Here is my book recommendation for the month:
Counterfactuals and Causal Inference: Methods and Principles for Social Research (Analytical Methods for Social Research) Paperback – November 17, 2014
by Stephen L. Morgan (Author), Christopher Winship (Author)
ISBN-13: 978-1107694163 ISBN-10: 1107694167 Edition: 2nd
My book-cover blurb reads:
“This improved edition of Morgan and Winship’s book elevates traditional social sciences, including economics, education and political science, from a hopeless flirtation with regression to a solid science of causal interpretation, based on two foundational pillars: counterfactuals and causal graphs. A must for anyone seeking an understanding of the modern tools of causal analysis, and a must for anyone expecting science to secure explanations, not merely descriptions.”
But Gary King puts it in a more compelling historical perspective:
“More has been learned about causal inference in the last few decades than the sum total of everything that had been learned about it in all prior recorded history. The first comprehensive survey of the modern causal inference literature was the first edition of Morgan and Winship. Now with the second edition of this successful book comes the most up-to-date treatment.” Gary King, Harvard University
King’s statement is worth repeating here to remind us that we are indeed participating in an unprecedented historical revolution:
“More has been learned about causal inference in the last few decades than the sum total of everything that had been learned about it in all prior recorded history.”

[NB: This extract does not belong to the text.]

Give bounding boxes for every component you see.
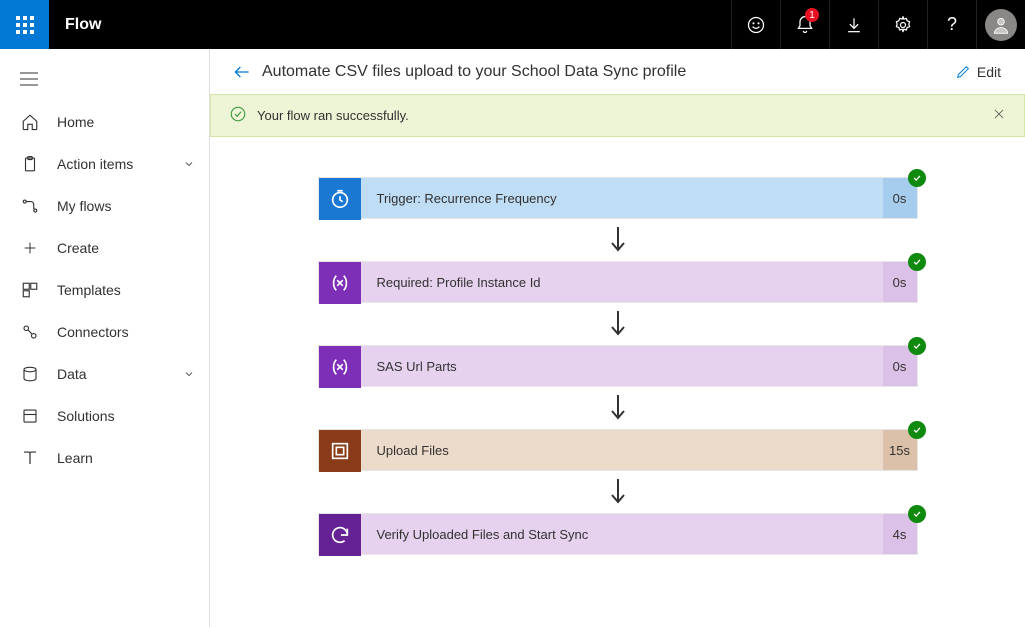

It is the same revolution that Miquel Porta noted to be transforming the discourse in Epidemiology (link).
Social science and Epidemiology have been spear-heading this revolution, but I don’t think other disciplines will sit idle for too long.
In a recent survey (here), I attributed the revolution to “a fruitful symbiosis between graphs and counterfactuals that has unified the potential outcome framework of Neyman, Rubin, and Robins with the econometric tradition of Haavelmo, Marschak, and Heckman. In this symbiosis, counterfactuals emerge as natural byproducts of structural equations and serve to formally articulate research questions of interest. Graphical models, on the other hand, are used to encode scientific assumptions in a qualitative (i.e. nonparametric) and transparent language and to identify the logical ramifications of these assumptions, in particular their testable implications.”
Other researchers may wish to explain the revolution in other ways; still, Morgan and Winship’s book is a perfect example of how the symbiosis can work when taken seriously.